Blog >What is Unstructured Data?
Unstructured Data

Data is what drives business, and businesses are generating and consuming more data all of the time. The explosion of collaboration tools and big data analytics has only accelerated the desire for more employees to share more data across the enterprise. So it’s no surprise to IT teams that we are being asked to retain more data, of all types, make it freely available to employees in different departments and with outside business partners and, oh yeah, secure it all, without any more budget. The fastest-growing type of business data is unstructured, and to fully understand what unstructured data is, we must first take a look at structured data.

Structured data is information that is categorized, organized, and stored by data type in a database application. The ‘structure’ is provided by the database that enforces certain requirements (specific data type, or data length) in a predefined way that can be easily searched and analyzed. Employees feed data into the application, where it is formatted, and stored in the database, for later retrieval and analysis. For example, when you purchase something online, you put various bits of information into the purchase website (part number, quantity, credit card number, address, etc.) and all of that gets stored in a database, enabling the retailer to send you what you ordered.

Now several departments get involved, and they all may use a common ordering/fulfillment/shipping application or there may be multiple applications involved in the actual delivery of your order. The point is, your order information gets copied, forwarded, moved around, exported and imported into a variety of other departments across the organization. You will likely get an email confirmation of your order, and likely a tracking number from a shipping partner. An invoice will get printed (or digitally transferred) to accounting for credit card processing, and an order request will get sent to the warehouse. Business analysts will export data from these various departments to look for trends that could make the business more profitable and the finance team will aggregate orders by geography or order type to report back to management. Your single order has now moved from a fairly secure structured data environment to several unstructured data repositories, which in most organizations are department-level file shares.

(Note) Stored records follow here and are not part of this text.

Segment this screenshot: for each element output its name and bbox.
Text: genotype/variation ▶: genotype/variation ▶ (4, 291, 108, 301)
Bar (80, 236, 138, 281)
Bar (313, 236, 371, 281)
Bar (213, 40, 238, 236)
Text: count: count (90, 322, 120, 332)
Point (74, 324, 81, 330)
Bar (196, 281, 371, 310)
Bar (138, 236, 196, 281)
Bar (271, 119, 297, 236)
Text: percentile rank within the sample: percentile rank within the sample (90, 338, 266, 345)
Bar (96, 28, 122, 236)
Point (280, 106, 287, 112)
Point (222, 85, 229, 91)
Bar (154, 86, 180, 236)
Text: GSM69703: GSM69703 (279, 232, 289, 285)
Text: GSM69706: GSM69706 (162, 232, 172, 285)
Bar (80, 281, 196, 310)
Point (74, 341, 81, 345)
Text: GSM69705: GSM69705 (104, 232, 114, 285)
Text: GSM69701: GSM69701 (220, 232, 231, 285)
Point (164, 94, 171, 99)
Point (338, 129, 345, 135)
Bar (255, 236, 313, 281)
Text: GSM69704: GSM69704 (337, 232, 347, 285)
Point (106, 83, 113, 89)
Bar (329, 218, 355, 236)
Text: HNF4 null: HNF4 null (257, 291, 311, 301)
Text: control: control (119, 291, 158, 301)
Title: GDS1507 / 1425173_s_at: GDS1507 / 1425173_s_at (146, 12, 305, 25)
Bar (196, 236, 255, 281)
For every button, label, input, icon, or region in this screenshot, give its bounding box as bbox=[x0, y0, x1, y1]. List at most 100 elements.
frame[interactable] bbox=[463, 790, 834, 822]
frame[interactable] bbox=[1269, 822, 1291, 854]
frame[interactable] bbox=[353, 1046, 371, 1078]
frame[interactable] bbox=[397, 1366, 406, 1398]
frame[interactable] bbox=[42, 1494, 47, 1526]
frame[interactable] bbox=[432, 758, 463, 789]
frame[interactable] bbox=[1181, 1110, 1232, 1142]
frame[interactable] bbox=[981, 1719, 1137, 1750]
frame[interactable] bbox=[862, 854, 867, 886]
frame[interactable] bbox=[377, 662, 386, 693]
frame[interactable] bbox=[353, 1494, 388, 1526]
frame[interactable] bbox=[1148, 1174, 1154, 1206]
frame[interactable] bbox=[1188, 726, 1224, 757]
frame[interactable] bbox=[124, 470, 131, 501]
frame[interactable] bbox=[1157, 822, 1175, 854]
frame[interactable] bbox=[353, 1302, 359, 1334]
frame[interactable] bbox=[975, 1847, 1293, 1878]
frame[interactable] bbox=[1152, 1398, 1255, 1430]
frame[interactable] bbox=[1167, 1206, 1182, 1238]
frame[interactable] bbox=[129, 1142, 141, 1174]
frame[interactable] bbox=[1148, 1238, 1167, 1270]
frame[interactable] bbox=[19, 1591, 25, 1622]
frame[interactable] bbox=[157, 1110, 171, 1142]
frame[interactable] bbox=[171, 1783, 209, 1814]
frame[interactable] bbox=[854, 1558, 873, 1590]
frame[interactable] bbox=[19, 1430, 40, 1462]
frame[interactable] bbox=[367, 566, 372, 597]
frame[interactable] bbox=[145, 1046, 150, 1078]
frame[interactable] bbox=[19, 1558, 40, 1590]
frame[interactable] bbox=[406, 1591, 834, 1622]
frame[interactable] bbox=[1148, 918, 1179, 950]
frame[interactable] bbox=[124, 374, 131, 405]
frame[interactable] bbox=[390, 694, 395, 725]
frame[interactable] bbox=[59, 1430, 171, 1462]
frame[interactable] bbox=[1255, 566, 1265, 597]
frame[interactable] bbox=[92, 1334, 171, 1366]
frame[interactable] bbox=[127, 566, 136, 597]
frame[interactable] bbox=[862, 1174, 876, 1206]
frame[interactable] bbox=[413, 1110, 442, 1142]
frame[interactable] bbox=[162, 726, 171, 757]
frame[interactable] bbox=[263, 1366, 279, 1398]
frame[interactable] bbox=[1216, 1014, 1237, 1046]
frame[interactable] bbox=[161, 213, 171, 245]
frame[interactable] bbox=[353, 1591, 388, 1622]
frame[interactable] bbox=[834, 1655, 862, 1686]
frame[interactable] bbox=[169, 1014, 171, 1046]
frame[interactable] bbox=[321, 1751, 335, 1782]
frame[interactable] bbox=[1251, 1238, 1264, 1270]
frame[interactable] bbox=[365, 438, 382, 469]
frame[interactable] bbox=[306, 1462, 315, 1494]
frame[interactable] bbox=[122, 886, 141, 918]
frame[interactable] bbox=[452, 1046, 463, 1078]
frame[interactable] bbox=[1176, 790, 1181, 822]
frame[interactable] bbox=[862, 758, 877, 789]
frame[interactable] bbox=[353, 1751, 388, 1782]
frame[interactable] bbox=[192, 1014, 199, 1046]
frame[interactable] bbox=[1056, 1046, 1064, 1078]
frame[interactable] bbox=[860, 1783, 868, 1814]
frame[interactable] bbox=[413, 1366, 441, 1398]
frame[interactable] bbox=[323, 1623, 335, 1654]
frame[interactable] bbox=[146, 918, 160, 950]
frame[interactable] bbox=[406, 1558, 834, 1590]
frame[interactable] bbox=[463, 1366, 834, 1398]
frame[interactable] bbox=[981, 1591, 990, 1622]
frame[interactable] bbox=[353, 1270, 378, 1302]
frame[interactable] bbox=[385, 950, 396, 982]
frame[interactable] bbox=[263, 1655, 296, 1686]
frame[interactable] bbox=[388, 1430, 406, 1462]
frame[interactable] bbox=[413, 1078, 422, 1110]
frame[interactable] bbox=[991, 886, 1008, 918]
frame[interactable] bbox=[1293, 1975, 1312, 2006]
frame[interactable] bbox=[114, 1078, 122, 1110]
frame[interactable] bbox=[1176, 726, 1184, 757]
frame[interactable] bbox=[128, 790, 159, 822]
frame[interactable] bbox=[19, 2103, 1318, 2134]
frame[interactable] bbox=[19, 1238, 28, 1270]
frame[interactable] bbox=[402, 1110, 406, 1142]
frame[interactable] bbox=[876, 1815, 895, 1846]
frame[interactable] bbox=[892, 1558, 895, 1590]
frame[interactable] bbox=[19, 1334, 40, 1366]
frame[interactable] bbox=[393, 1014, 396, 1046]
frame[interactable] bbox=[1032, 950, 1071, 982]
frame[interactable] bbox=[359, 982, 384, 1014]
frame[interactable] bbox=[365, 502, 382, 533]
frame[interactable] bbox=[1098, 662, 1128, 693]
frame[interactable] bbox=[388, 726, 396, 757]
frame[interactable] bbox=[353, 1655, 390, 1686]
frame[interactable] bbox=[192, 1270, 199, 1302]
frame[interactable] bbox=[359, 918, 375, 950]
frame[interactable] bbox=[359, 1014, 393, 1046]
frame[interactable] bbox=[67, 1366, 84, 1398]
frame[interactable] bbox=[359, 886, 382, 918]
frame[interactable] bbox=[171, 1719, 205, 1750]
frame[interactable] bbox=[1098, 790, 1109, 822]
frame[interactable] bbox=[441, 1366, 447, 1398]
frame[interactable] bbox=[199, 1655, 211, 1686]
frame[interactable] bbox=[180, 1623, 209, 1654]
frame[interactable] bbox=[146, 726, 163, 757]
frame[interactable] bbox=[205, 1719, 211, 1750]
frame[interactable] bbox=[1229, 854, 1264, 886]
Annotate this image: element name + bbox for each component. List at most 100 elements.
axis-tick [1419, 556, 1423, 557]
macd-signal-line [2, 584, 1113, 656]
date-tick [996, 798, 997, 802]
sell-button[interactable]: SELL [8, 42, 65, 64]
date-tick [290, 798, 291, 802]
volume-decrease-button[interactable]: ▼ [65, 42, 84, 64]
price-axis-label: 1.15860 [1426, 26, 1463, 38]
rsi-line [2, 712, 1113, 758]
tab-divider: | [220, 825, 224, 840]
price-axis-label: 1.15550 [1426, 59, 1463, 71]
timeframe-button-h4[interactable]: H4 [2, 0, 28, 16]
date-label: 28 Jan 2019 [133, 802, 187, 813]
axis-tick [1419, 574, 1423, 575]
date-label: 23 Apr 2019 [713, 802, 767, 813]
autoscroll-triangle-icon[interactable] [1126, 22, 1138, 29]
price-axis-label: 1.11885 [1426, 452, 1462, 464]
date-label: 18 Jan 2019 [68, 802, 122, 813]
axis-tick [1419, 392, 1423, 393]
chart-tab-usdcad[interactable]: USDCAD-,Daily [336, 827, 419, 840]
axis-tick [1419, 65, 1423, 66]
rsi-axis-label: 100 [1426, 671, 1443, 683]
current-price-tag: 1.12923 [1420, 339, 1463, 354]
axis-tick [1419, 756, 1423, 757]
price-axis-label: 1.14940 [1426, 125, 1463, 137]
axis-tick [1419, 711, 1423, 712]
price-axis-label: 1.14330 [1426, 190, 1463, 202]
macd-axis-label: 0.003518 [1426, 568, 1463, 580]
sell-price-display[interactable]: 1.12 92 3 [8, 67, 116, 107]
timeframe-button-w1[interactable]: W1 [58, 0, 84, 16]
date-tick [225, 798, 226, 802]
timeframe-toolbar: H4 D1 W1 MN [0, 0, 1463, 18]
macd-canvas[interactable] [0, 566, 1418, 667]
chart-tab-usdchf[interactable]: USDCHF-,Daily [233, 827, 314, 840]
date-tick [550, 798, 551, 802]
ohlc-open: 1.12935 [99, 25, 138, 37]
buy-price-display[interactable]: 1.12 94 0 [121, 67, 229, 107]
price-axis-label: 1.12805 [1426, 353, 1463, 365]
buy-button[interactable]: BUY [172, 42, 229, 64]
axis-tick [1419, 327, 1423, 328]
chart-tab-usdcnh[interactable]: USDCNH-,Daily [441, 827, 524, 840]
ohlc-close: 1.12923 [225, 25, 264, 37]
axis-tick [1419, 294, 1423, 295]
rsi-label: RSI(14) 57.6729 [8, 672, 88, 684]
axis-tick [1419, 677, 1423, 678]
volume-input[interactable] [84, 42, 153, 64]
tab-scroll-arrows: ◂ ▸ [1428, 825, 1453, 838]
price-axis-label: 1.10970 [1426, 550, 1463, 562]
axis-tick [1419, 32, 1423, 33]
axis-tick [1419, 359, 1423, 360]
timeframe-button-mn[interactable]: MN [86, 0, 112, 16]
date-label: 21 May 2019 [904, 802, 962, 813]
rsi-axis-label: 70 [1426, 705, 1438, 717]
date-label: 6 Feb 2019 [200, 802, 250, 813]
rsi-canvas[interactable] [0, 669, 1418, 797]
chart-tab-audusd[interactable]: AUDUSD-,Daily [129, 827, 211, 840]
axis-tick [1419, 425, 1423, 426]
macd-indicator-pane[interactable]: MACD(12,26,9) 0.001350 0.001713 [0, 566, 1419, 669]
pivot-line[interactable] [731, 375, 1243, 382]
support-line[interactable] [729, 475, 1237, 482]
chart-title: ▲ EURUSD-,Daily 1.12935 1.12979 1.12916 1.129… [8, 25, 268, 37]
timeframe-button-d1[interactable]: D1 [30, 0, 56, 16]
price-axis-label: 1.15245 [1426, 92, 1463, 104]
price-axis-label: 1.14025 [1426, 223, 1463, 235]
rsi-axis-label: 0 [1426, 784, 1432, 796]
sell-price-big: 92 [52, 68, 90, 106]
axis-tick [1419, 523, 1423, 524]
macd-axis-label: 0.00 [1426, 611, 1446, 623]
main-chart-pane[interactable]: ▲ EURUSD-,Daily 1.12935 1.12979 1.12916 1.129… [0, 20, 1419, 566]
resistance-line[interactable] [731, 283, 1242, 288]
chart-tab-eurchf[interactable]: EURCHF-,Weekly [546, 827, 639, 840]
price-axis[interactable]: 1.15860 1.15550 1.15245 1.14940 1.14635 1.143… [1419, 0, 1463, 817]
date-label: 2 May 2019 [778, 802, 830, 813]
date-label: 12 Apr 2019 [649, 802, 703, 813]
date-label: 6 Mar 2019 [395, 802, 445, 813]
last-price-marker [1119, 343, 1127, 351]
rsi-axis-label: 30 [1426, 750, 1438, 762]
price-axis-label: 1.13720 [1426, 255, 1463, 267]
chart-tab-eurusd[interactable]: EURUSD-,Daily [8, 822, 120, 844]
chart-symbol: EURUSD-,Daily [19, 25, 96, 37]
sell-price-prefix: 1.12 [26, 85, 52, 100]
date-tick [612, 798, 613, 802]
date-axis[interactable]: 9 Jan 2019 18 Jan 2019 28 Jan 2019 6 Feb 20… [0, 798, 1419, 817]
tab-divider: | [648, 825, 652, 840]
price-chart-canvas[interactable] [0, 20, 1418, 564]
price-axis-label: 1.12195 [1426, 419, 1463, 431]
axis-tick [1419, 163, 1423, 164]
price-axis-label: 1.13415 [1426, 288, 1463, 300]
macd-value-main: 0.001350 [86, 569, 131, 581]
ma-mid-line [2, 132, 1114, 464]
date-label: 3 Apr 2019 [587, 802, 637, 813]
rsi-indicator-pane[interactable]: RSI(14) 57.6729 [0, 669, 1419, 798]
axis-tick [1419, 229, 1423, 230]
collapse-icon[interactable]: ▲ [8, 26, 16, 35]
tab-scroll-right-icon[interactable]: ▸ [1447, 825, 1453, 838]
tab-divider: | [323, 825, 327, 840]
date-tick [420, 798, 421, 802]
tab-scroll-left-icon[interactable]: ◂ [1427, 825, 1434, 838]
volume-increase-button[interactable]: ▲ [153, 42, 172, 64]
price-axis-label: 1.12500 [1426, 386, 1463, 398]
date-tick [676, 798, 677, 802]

Business data that is stored in word docs, spreadsheets, emails, .pdf files, and PowerPoint presentations, is unstructured. It’s still the same data, and may contain sensitive information (customer ID, credit card info, and billing address) but may not be as tightly controlled as it once was when stored in the initial ordering application. Large order entry systems are typically centrally managed by a dedicated (production support) team, but when the data moves out into the organization and into other applications, it moves into department-level storage systems which may not be as securely managed, or not managed at all.

Do yourself a favor, and look at your department level file shares. Look into the shares that are open to everyone, and see what’s out there. What you find, may surprise you.